# Aga Khan (AKU) MBBS Aptitude Test 2014 Isb/Rwp Complaint!



## SOConfused (Nov 9, 2013)

I gave the Aku test this year & in the exam hall there were NO CLOCKS or anything that could help us tell the time by except a guy who announced the time at unequal intervals! My test wasnt even as close to as good it could have been because of this! So now I think we should e mail the Aku people to let them know how unfair this was for us. If anyone else from here who gave the Aptitude test feels the same way or knows someone who does, PLEASE join me in calling/e mailing the university's registrar & letting them know we deserve to be compensated for their mismanagement and mistake! Individually they might ignore our complaints but if we ALL object & raise our voices, it might just make a difference!


----------



## Dark Knight (Sep 16, 2013)

Yes I belive you people should complain. You were at a disadvantage as it would have been very difficult to manage time then. I gave the AKU test this year. My centre was AKU itself as im in karachi. Our arrangements were perfect with clocks and everything. Btw how did other people at ur centre find the test, easy or difficult?


----------



## SOConfused (Nov 9, 2013)

--

- - - Updated - - -

I thought Bio was relatively easy & Physics was difficult. I wasnt able to properly spend time on solving the more difficult questions which I left for the end because they seemed more time consuming so I had to unnecessarily skip questions! 
How was yours & how did the Karachi lot find the paper? What marks do you expect to get?


----------



## Dark Knight (Sep 16, 2013)

Same with me Bio was easy, yet phycics was difficult. Everyone in karachi, atleast the ones I talked to, share the same opinion. Well I cant predict anything. Every year people get screwed up by sci and math reasoning. I was very exhausted when I started math and sci reasoning. While attempting sci reasoning I just couldnt concentrate so im sure I made alot of mistakes in it. I just hope I clear this test!


----------



## SOConfused (Nov 9, 2013)

I SO know what you mean! I had pulled an all-nighter before the test so I was just beat. That & having no idea what the time was completely rattled me! I hope I make it through too! 
Did you manage to solve the frequency question? Doppler's effect wala? & what did you get for the 4n chromosome number one?


----------



## Dark Knight (Sep 16, 2013)

Well I really dont remember


----------



## SOConfused (Nov 9, 2013)

Lol, ok. 
Let me know your Aku result when it comes, ok?


----------



## Dark Knight (Sep 16, 2013)

Sure


----------



## SOConfused (Nov 9, 2013)

Did you get the letter??


----------



## taiyab (Oct 26, 2014)

can u please tell me which topic was given this year for essay writing?


----------



## MSDD (Nov 23, 2013)

taiyab said:


> can u please tell me which topic was given this year for essay writing?

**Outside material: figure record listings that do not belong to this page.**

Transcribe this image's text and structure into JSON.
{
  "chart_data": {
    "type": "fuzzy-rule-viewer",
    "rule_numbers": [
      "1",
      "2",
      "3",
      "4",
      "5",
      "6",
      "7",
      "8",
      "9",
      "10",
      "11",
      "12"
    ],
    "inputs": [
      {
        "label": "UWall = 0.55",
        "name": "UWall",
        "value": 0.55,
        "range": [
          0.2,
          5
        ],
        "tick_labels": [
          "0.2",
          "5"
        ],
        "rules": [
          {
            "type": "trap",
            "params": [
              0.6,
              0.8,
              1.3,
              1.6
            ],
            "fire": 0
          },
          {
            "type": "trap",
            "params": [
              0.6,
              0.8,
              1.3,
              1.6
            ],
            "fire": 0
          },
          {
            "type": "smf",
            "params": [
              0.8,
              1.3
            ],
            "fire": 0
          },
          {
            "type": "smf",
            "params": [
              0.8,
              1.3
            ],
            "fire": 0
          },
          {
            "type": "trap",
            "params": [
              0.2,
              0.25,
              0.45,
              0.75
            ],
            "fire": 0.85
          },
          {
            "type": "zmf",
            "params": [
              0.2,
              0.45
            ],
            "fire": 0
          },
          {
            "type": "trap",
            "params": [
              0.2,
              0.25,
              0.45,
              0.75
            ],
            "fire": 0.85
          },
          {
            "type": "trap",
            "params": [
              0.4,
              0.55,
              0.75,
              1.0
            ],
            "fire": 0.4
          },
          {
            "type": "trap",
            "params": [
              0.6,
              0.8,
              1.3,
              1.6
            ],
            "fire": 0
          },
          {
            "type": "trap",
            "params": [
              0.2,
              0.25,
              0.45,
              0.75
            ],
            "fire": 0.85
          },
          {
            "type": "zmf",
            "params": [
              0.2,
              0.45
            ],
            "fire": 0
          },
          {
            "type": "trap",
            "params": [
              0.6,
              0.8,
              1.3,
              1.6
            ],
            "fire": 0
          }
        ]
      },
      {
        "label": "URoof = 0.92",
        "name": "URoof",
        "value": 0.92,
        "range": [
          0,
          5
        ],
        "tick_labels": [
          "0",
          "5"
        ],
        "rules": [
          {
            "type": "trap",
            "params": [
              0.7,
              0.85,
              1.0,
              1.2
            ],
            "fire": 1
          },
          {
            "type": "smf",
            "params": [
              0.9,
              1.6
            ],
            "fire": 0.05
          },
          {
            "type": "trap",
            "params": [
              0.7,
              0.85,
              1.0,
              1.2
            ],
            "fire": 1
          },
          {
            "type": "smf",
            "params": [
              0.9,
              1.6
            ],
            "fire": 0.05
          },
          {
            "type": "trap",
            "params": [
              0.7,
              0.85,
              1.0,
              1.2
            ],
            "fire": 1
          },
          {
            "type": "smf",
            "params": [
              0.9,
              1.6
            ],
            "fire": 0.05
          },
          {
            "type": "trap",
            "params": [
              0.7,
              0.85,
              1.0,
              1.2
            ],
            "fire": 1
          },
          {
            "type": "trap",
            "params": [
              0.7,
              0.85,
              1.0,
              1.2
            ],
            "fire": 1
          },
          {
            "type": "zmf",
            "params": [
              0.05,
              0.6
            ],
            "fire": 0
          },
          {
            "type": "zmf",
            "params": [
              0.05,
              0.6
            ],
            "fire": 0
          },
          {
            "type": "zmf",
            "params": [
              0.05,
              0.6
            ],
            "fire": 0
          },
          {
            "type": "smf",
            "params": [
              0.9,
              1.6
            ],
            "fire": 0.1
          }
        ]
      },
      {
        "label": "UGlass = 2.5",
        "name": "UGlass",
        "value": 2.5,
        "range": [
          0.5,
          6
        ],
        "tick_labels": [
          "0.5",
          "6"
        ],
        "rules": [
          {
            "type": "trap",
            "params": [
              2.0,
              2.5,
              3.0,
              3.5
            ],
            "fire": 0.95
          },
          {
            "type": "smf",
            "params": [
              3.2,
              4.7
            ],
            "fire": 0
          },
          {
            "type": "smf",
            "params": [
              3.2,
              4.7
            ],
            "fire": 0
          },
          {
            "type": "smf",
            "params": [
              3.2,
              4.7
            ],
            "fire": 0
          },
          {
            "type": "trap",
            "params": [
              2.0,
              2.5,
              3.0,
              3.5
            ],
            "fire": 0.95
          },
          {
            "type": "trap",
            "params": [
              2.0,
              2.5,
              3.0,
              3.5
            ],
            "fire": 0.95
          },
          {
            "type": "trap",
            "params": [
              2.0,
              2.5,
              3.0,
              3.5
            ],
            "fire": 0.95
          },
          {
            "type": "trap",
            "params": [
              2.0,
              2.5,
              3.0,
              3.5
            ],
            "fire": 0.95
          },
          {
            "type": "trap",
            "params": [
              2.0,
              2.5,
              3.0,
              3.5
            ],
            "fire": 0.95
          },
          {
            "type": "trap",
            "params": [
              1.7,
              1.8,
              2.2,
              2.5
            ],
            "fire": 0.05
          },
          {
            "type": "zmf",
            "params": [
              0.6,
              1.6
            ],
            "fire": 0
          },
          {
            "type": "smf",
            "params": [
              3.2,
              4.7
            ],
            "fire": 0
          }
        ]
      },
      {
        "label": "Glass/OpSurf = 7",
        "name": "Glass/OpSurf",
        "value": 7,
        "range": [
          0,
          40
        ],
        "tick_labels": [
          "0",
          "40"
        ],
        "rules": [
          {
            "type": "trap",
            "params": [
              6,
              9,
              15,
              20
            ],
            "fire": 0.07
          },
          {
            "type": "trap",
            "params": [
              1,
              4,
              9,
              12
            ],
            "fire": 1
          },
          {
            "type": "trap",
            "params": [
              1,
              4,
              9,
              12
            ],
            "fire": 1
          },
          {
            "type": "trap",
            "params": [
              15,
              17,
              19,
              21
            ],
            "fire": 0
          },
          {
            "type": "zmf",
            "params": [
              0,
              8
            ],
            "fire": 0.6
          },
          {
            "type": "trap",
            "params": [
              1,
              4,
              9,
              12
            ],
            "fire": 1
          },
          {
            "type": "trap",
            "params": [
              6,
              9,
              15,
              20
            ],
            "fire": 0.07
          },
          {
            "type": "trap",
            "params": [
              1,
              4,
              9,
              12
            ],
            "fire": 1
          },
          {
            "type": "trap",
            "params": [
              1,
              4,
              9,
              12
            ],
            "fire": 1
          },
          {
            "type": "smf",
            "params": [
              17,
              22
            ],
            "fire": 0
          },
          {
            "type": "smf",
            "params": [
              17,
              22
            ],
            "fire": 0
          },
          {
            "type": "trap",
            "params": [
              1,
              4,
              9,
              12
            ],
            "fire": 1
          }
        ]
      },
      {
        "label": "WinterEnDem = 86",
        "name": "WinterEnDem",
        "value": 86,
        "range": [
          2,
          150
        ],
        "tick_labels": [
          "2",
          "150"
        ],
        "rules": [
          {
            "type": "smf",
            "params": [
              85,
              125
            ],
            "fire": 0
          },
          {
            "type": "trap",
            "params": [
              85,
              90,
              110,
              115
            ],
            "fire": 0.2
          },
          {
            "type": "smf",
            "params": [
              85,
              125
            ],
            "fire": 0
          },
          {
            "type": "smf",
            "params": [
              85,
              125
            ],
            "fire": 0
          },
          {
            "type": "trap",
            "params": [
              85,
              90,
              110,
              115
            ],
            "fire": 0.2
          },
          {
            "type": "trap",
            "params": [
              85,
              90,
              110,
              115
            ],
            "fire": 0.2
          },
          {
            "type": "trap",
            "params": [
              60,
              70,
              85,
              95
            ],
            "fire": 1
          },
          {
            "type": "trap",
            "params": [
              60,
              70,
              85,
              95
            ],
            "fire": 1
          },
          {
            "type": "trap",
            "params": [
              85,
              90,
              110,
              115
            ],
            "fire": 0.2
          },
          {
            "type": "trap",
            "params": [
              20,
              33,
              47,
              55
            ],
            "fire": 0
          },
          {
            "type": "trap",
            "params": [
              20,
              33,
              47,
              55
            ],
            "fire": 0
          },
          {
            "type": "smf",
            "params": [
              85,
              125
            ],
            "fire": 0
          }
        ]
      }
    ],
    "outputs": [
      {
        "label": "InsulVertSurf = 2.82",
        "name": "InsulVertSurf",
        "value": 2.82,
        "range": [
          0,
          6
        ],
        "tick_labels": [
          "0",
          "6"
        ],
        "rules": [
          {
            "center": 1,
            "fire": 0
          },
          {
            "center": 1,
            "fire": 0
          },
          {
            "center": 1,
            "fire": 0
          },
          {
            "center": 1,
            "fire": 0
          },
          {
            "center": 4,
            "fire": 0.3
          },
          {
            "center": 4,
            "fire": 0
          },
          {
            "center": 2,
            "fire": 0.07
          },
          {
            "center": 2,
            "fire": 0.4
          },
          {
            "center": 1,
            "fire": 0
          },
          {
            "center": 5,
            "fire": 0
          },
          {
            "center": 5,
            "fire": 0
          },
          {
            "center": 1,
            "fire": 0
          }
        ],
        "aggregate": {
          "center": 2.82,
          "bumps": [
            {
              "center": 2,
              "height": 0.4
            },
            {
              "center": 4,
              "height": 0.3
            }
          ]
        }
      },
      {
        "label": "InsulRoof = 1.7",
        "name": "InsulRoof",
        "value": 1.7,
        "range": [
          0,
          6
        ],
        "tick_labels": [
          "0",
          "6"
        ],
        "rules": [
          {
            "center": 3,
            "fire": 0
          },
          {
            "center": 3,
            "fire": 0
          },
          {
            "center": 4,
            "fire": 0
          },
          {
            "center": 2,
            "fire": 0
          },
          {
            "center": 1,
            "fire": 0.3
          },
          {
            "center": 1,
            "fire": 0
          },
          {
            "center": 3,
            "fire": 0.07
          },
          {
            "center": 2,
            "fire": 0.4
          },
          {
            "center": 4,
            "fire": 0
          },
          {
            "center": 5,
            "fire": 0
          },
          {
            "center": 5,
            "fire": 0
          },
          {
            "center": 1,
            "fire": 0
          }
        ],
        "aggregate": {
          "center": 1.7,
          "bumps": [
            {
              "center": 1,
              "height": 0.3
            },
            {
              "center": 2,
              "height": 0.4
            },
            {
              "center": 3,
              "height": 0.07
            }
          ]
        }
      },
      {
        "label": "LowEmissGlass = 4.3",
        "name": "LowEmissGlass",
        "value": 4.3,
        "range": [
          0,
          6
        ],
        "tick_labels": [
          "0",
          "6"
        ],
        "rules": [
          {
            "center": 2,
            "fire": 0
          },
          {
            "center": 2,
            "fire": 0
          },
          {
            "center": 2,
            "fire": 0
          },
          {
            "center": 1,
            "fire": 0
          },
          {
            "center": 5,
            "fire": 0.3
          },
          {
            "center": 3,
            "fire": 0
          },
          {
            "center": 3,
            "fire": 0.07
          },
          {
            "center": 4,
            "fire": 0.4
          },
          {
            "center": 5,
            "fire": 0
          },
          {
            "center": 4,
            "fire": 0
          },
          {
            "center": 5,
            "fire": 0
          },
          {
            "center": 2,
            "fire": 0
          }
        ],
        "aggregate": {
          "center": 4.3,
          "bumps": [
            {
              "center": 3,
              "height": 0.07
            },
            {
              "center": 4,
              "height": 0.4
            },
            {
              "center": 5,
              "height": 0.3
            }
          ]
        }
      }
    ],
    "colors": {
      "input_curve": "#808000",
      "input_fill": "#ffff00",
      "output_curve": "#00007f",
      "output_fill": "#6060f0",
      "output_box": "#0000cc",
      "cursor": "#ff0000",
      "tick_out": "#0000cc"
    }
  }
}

There was no essay writing question this year! Pattern has been changed.


----------



## taiyab (Oct 26, 2014)

Does it mean that there won't b any essay question next year too?


----------



## MSDD (Nov 23, 2013)

Probably, yes.


----------



## anjiedoesmed (Nov 23, 2014)

Did any of you get in?


----------



## taiyab (Oct 26, 2014)

i will be applying coming year


----------